The Hardest Year of My Life
July 1 2022
My children and I just recently commemorated the anniversary of my wife’s death. It was on June 15, 2021 that she passed from acute pancreatitis, resulting from a procedure to remove a gallstone from her bile duct. What should have been a walk in the park became a walk to the cemetery.
I had no idea how her passing was going to affect me. I knew it would be difficult and I would have to make major adjustments after sharing 44 years with her. Quite honestly, it has been far harder than I thought it would be. My whole life has changed and I now have what many call a “new normal”.
The weeks preceding her death we spent a lot of time together talking about God, the church, our children, retirement and dreaming about what our lives would be like after the pandemic ended. We had planned to travel to Israel, Egypt, Paris, London and to many sites domestically like the Grand Canyon and a possible return to Hawaii. We were just waiting for things to open back up and we were going to hit the road. She did get the opportunity to go on the Alaskan Cruise she always wanted. And I got to visit Niagara Falls. I’ll never forget how patient she was with me as we got drenched from all the water that came upon the boat.

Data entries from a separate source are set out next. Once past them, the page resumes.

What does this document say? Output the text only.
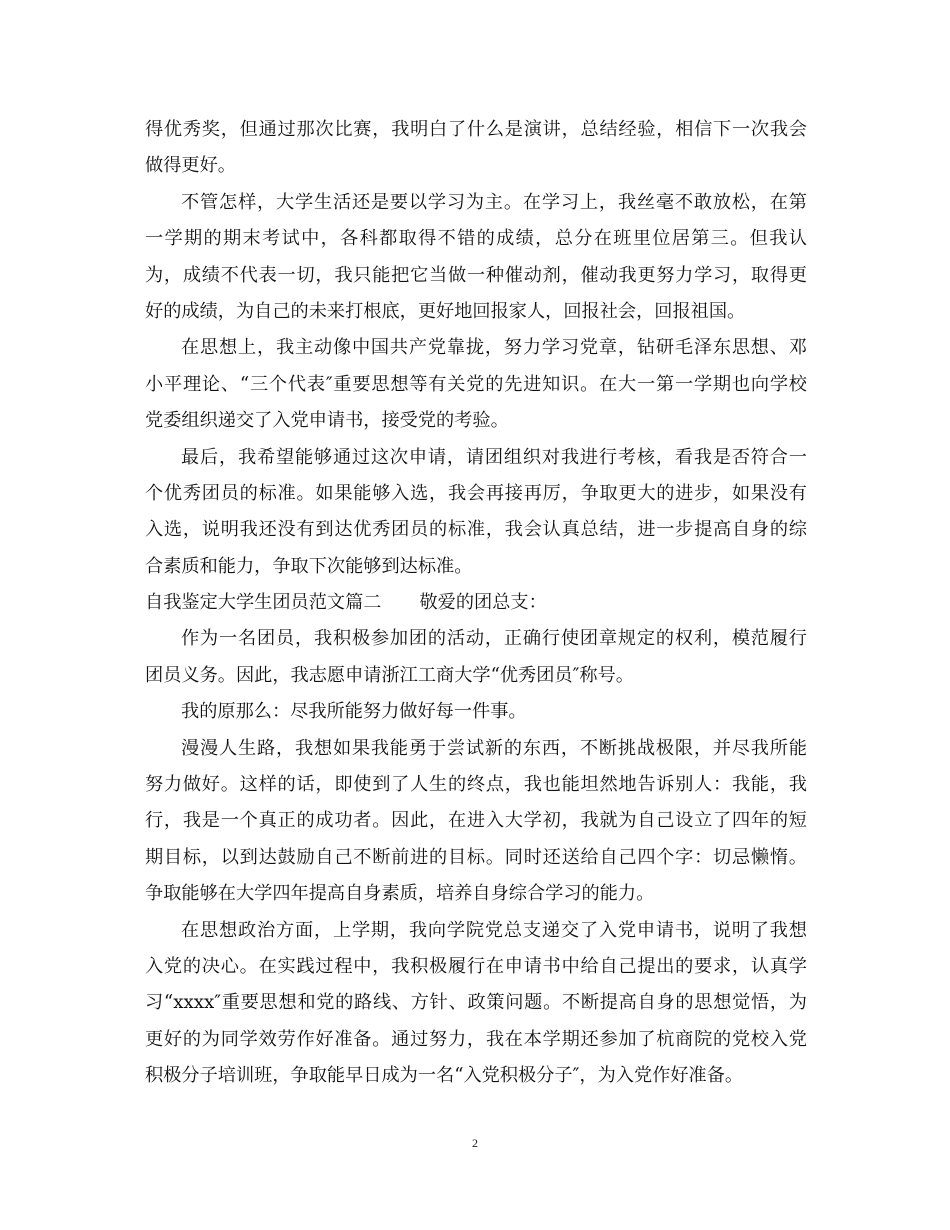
得优秀奖，但通过那次比赛，我明白了什么是演讲，总结经验，相信下一次我会
做得更好。
不管怎样，大学生活还是要以学习为主。在学习上，我丝毫不敢放松，在第
一学期的期末考试中，各科都取得不错的成绩，总分在班里位居第三。但我认
为，成绩不代表一切，我只能把它当做一种催动剂，催动我更努力学习，取得更
好的成绩，为自己的未来打根底，更好地回报家人，回报社会，回报祖国。
在思想上，我主动像中国共产党靠拢，努力学习党章，钻研毛泽东思想、邓
小平理论、“三个代表″重要思想等有关党的先进知识。在大一第一学期也向学校
党委组织递交了入党申请书，接受党的考验。
最后，我希望能够通过这次申请，请团组织对我进行考核，看我是否符合一
个优秀团员的标准。如果能够入选，我会再接再厉，争取更大的进步，如果没有
入选，说明我还没有到达优秀团员的标准，我会认真总结，进一步提高自身的综
合素质和能力，争取下次能够到达标准。
自我鉴定大学生团员范文篇二 敬爱的团总支：
作为一名团员，我积极参加团的活动，正确行使团章规定的权利，模范履行
团员义务。因此，我志愿申请浙江工商大学“优秀团员″称号。
我的原那么：尽我所能努力做好每一件事。
漫漫人生路，我想如果我能勇于尝试新的东西，不断挑战极限，并尽我所能
努力做好。这样的话，即使到了人生的终点，我也能坦然地告诉别人：我能，我
行，我是一个真正的成功者。因此，在进入大学初，我就为自己设立了四年的短
期目标，以到达鼓励自己不断前进的目标。同时还送给自己四个字：切忌懒惰。
争取能够在大学四年提高自身素质，培养自身综合学习的能力。
在思想政治方面，上学期，我向学院党总支递交了入党申请书，说明了我想
入党的决心。在实践过程中，我积极履行在申请书中给自己提出的要求，认真学
习“xxxx″重要思想和党的路线、方针、政策问题。不断提高自身的思想觉悟，为
更好的为同学效劳作好准备。通过努力，我在本学期还参加了杭商院的党校入党
积极分子培训班，争取能早日成为一名“入党积极分子″，为入党作好准备。
2
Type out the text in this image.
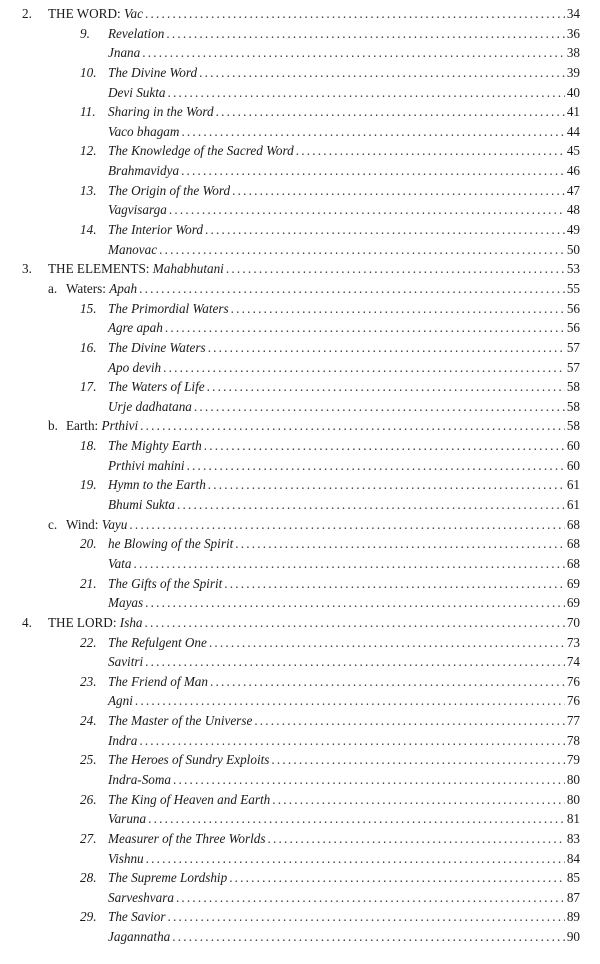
2. THE WORD: Vac .....	34
9. Revelation .....	36
Jnana .....	38
10. The Divine Word .....	39
Devi Sukta .....	40
11. Sharing in the Word .....	41
Vaco bhagam .....	44
12. The Knowledge of the Sacred Word .....	45
Brahmavidya .....	46
13. The Origin of the Word .....	47
Vagvisarga .....	48
14. The Interior Word .....	49
Manovac .....	50
3. THE ELEMENTS: Mahabhutani .....	53
a. Waters: Apah .....	55
15. The Primordial Waters .....	56
Agre apah .....	56
16. The Divine Waters .....	57
Apo devih .....	57
17. The Waters of Life .....	58
Urje dadhatana .....	58
b. Earth: Prthivi .....	58
18. The Mighty Earth .....	60
Prthivi mahini .....	60
19. Hymn to the Earth .....	61
Bhumi Sukta .....	61
c. Wind: Vayu .....	68
20. he Blowing of the Spirit .....	68
Vata .....	68
21. The Gifts of the Spirit .....	69
Mayas .....	69
4. THE LORD: Isha .....	70
22. The Refulgent One .....	73
Savitri .....	74
23. The Friend of Man .....	76
Agni .....	76
24. The Master of the Universe .....	77
Indra .....	78
25. The Heroes of Sundry Exploits .....	79
Indra-Soma .....	80
26. The King of Heaven and Earth .....	80
Varuna .....	81
27. Measurer of the Three Worlds .....	83
Vishnu .....	84
28. The Supreme Lordship .....	85
Sarveshvara .....	87
29. The Savior .....	89
Jagannatha .....	90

The year of “firsts” has been challenging but we have pushed our way through. Each major holiday has had it challenges, but none like Mother’s Day and Christmas. We missed her terribly on both holidays, but we managed without becoming too emotional. I have really had to be strong for my children even when I was in great pain myself. I can say unequivocally that God has sustained me each and every day. His grace has truly been sufficient for me and He has provided comfort through relatives, friends, church members and former coworkers. Support has come from unexpected people and I am overwhelmed by the number of phone calls I still receive a year later. People didn’t just show up before and during the funeral, but they are still around supporting me today. That’s God showing His love and compassion through the hearts of those He has touched.
This has truly been the hardest year of my life, but it is also the year that God has repeatedly demonstrated that He will never leave me nor forsake me. Irrespective of how I might feel on a given day, I can never question whether God loves me or not. He has shown me He does and that He will never stop loving me. He has lifted my head so many times that I have lost count.
Father I thank you for causing your light to shine in my heart during this dark season of my life. I trust you to guide my steps as I enter the fourth quarter of my life. I thank you in advance for continued peace and a life devoted to pleasing you only. Amen.